A certificate may be revoked before it expires, for example because the secrecy of the private key has been compromised. Newer versions of popular browsers such as Google Chrome, Firefox,[7] Opera,[8] and Internet Explorer on Windows Vista[9] implement the Online Certificate Status Protocol (OCSP) to verify that this is not the case. The browser sends the certificate's serial number to the certificate authority or its delegate via OCSP and the authority responds, telling the browser whether or not the certificate is still valid.[10]

[edit] Limitations

SSL comes in two options, simple and mutual.
The mutual flavor is more secure but requires the user to install a personal certificate in their browser in order to authenticate themselves.
Whatever strategy is used (simple or mutual), the level of protection strongly depends on the correctness of the implementation of the web browser and the server software and the actual cryptographic algorithms supported.

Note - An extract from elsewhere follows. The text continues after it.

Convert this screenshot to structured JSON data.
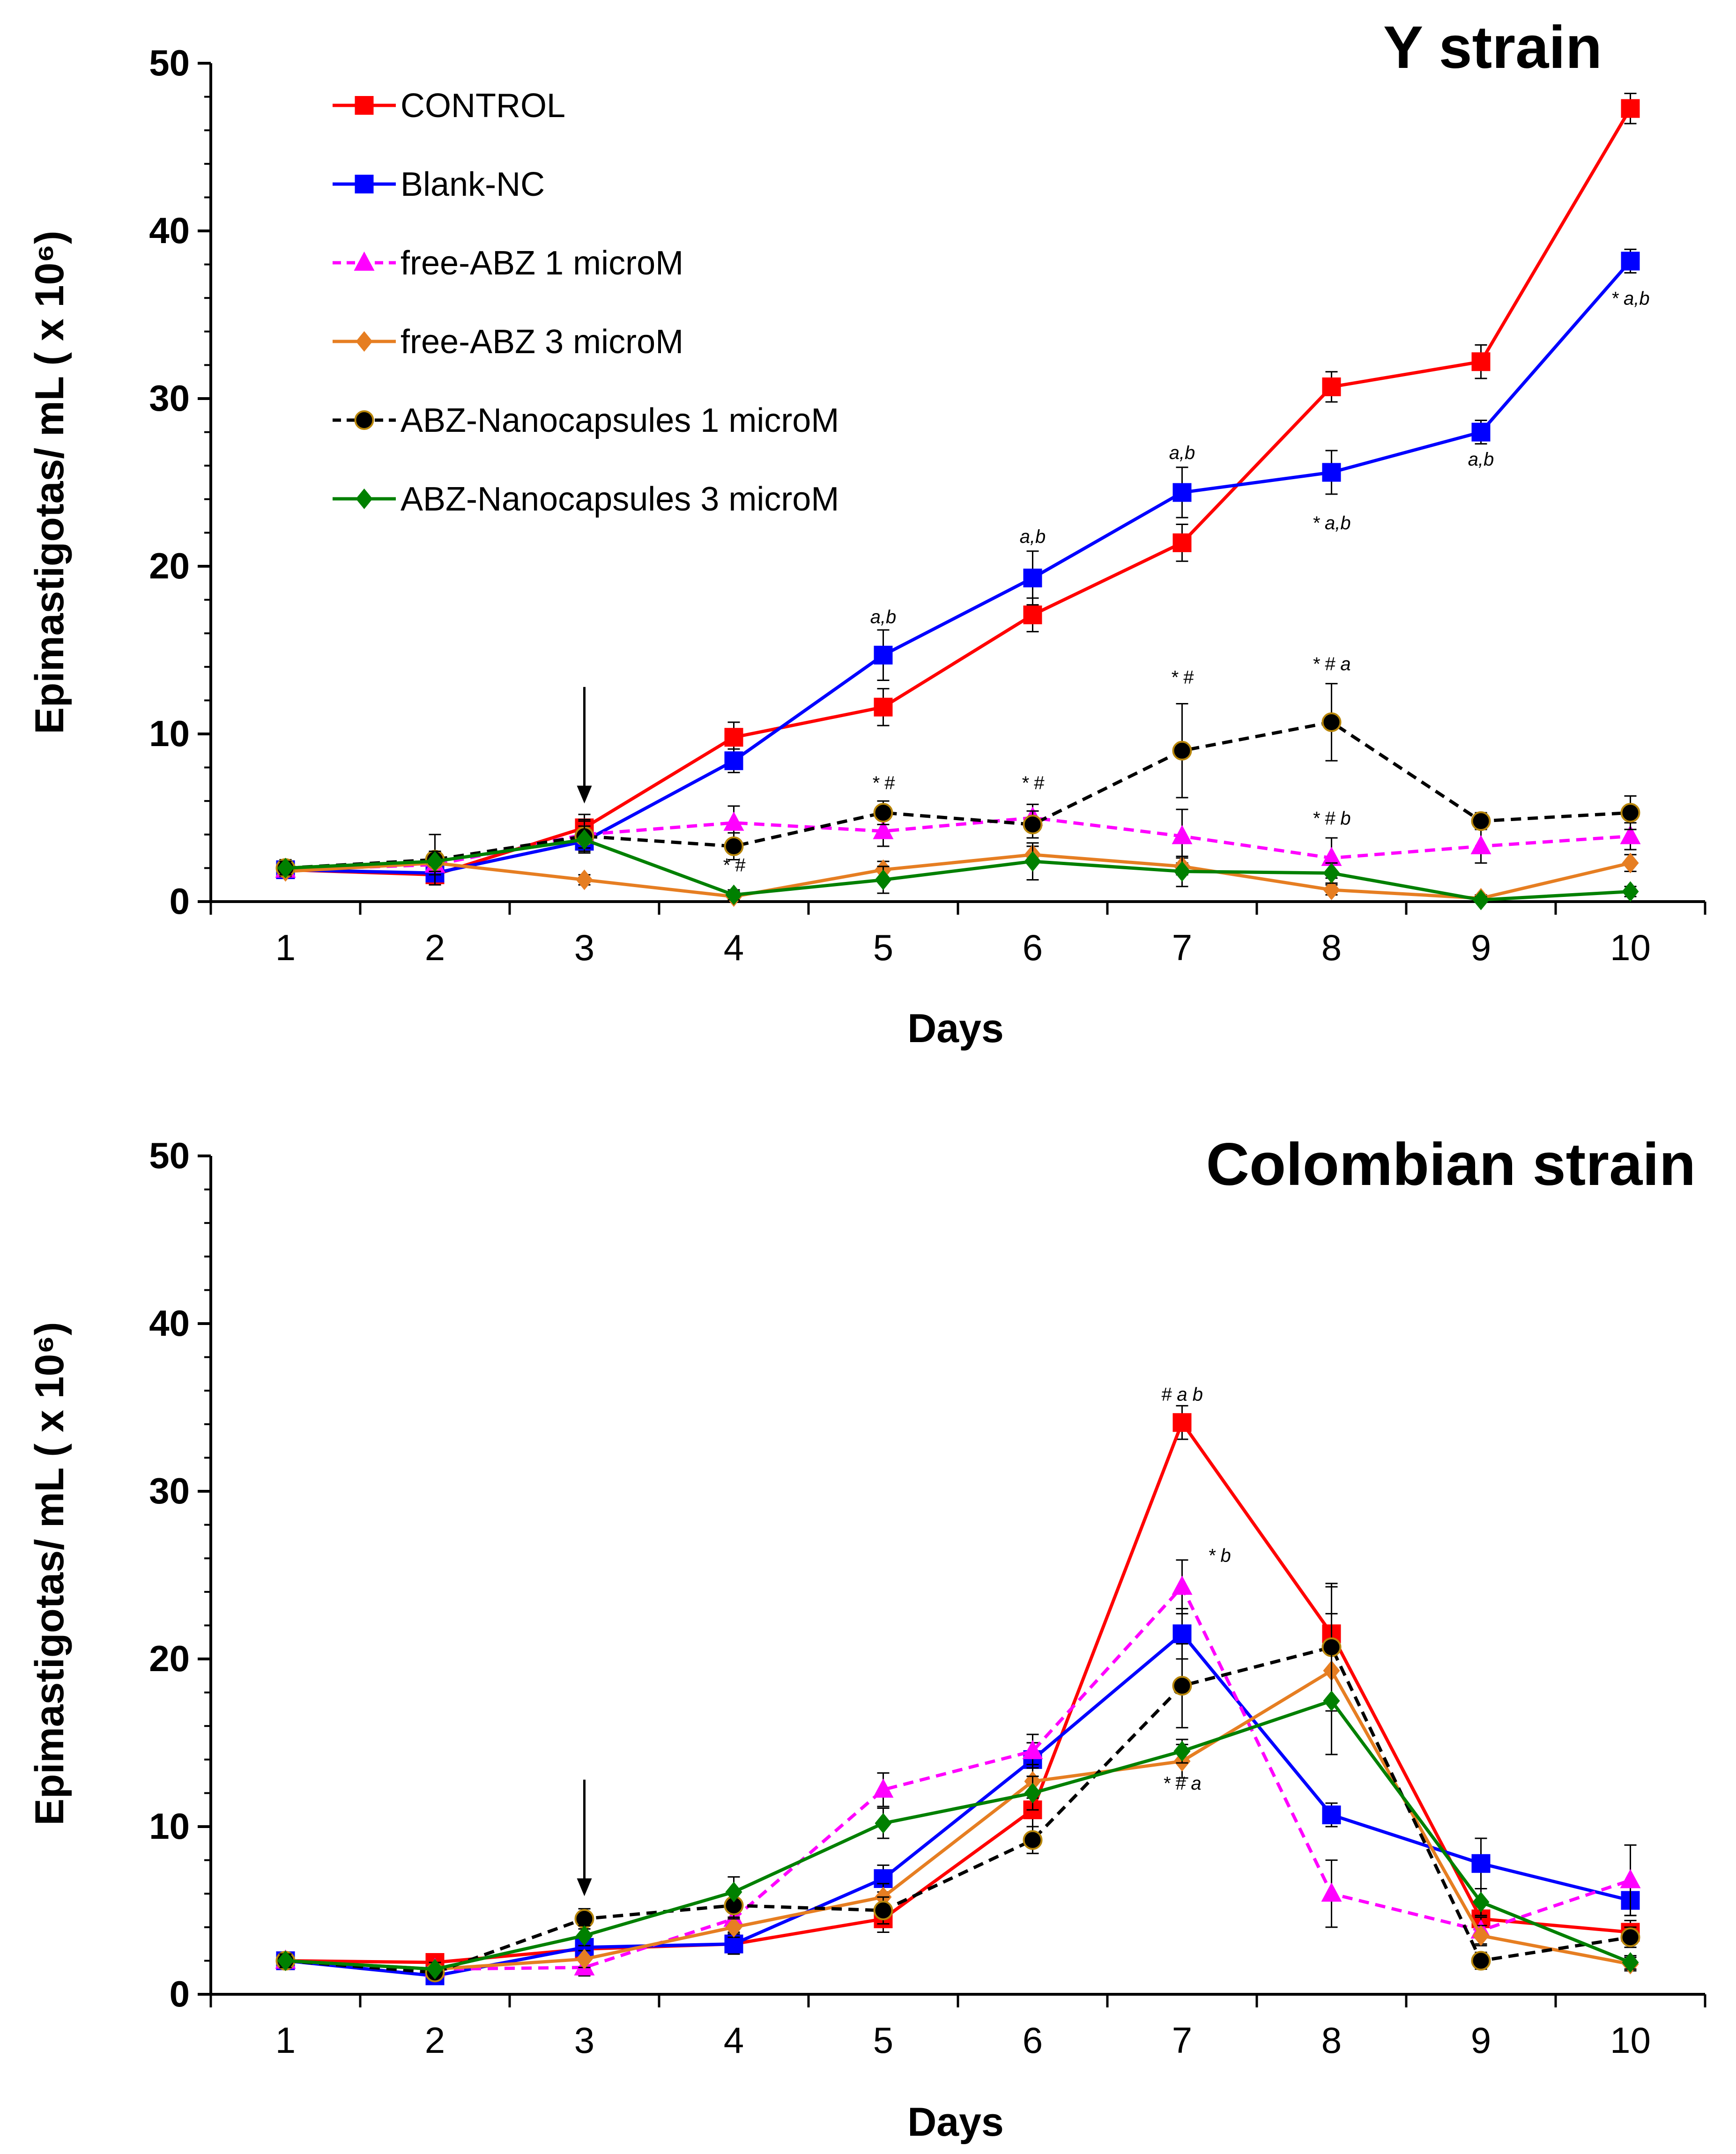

See list in HTTP_Secure#Main idea.
SSL doesn't prevent the entire site from being indexed using a web crawler, and in some cases the URI of the encrypted resource can be inferred by knowing only the intercepted request/response size.[11] This allows an attacker to have access to the plaintext (the publicly-available static content), and the encrypted text (the encrypted version of the static content), permitting a cryptographic attack.

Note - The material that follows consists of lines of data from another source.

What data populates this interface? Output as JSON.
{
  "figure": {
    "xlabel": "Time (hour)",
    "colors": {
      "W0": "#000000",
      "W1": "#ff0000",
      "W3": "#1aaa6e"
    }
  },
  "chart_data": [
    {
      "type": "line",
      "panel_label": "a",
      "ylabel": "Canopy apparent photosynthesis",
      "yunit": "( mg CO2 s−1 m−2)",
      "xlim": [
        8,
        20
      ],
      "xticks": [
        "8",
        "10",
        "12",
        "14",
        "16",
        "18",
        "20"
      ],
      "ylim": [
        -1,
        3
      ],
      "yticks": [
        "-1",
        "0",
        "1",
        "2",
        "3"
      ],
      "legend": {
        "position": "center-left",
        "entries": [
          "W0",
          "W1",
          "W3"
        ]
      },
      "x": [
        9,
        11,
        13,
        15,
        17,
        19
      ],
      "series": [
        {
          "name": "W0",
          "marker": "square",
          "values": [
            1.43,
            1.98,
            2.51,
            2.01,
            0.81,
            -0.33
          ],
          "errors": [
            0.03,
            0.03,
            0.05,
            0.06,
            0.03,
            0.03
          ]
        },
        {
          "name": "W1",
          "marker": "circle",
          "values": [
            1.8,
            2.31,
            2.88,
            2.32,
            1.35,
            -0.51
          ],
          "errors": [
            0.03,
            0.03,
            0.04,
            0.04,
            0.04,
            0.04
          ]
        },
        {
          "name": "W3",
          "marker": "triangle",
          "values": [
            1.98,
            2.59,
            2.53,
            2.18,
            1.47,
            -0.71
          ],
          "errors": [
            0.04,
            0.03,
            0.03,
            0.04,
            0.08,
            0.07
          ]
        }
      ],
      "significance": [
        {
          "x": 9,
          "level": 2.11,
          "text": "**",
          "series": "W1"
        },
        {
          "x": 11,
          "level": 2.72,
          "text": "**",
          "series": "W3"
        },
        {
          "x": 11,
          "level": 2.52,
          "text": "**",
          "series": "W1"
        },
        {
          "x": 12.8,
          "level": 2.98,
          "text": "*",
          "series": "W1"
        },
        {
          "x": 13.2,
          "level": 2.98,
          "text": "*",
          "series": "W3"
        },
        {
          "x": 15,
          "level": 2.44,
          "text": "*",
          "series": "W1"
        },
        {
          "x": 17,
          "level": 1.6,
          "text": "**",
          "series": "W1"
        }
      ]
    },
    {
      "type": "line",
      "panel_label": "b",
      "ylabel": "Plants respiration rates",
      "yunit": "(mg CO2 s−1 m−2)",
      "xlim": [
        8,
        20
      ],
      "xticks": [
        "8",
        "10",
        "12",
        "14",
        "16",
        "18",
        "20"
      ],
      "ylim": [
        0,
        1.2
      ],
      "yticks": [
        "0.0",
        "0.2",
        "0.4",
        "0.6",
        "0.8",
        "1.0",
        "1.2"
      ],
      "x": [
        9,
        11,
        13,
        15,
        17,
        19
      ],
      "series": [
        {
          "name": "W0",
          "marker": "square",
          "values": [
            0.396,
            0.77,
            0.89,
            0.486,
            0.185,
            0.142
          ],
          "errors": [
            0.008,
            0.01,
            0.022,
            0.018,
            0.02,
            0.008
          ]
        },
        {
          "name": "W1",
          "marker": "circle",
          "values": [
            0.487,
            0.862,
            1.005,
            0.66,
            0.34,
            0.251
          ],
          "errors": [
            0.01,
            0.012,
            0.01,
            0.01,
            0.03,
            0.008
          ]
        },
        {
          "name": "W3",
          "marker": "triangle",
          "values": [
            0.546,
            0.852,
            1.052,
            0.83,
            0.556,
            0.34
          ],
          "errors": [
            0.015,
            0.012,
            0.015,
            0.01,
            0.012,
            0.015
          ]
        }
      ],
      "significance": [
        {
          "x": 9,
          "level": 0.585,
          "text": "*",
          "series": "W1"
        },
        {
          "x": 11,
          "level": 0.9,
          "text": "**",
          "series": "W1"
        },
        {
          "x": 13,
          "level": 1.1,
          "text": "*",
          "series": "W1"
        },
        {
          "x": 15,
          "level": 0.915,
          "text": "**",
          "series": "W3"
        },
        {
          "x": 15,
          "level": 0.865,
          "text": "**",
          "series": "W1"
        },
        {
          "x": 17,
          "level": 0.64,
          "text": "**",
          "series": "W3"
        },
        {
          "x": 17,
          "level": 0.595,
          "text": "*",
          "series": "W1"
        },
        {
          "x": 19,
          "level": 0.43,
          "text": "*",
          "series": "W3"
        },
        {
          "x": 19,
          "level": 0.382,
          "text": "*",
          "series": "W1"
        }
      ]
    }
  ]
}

Because SSL operates below HTTP and has no knowledge of higher-level protocols, SSL servers can only strictly present one certificate for a particular IP/port combination.[12] This means that, in most cases, it is not feasible to use name-based virtual hosting with HTTPS. A solution called Server Name Indication (SNI) exists which sends the hostname to the server before encrypting the connection, although many older browsers don't support this extension. Support for SNI is available since Firefox 2, Opera 8, and Internet Explorer 7 on Windows Vista.[13][14][15]
If parental controls are enabled on Mac OS X, HTTPS sites must be explicitly allowed using the Always Allow list.[16]
From an architectural point of view:
  1. An SSL/TLS connection is managed by the first front machine which initiates the SSL connection. If, for any reasons (routing, traffic optimization, etc.), this front machine is not the application server and it has to decipher data, solutions have to be found to propagate user authentication informations or certificate to the application server which needs to know who is going to be connected.
  2. For SSL with mutual authentication, the SSL/TLS session is managed by the first server which initiates the connection. In situations where encryption has to be propagated along chained servers, session timeOut management becomes extremely tricky to implement.
  3. With mutual SSL/TLS, security is maximal, but on the client-side, there is no way to properly end the SSL connection and disconnect the user except by waiting for the SSL server session to expire or closing all related client applications.
  4. For performance reasons, static content which is not specific to the user or transaction, and thus not private, is usually delivered through a non-crypted front server or separate server instance with no SSL. As a consequence, these contents are usually not protected. Many browsers warn the user when a page has mixed encrypted and non-encrypted resources.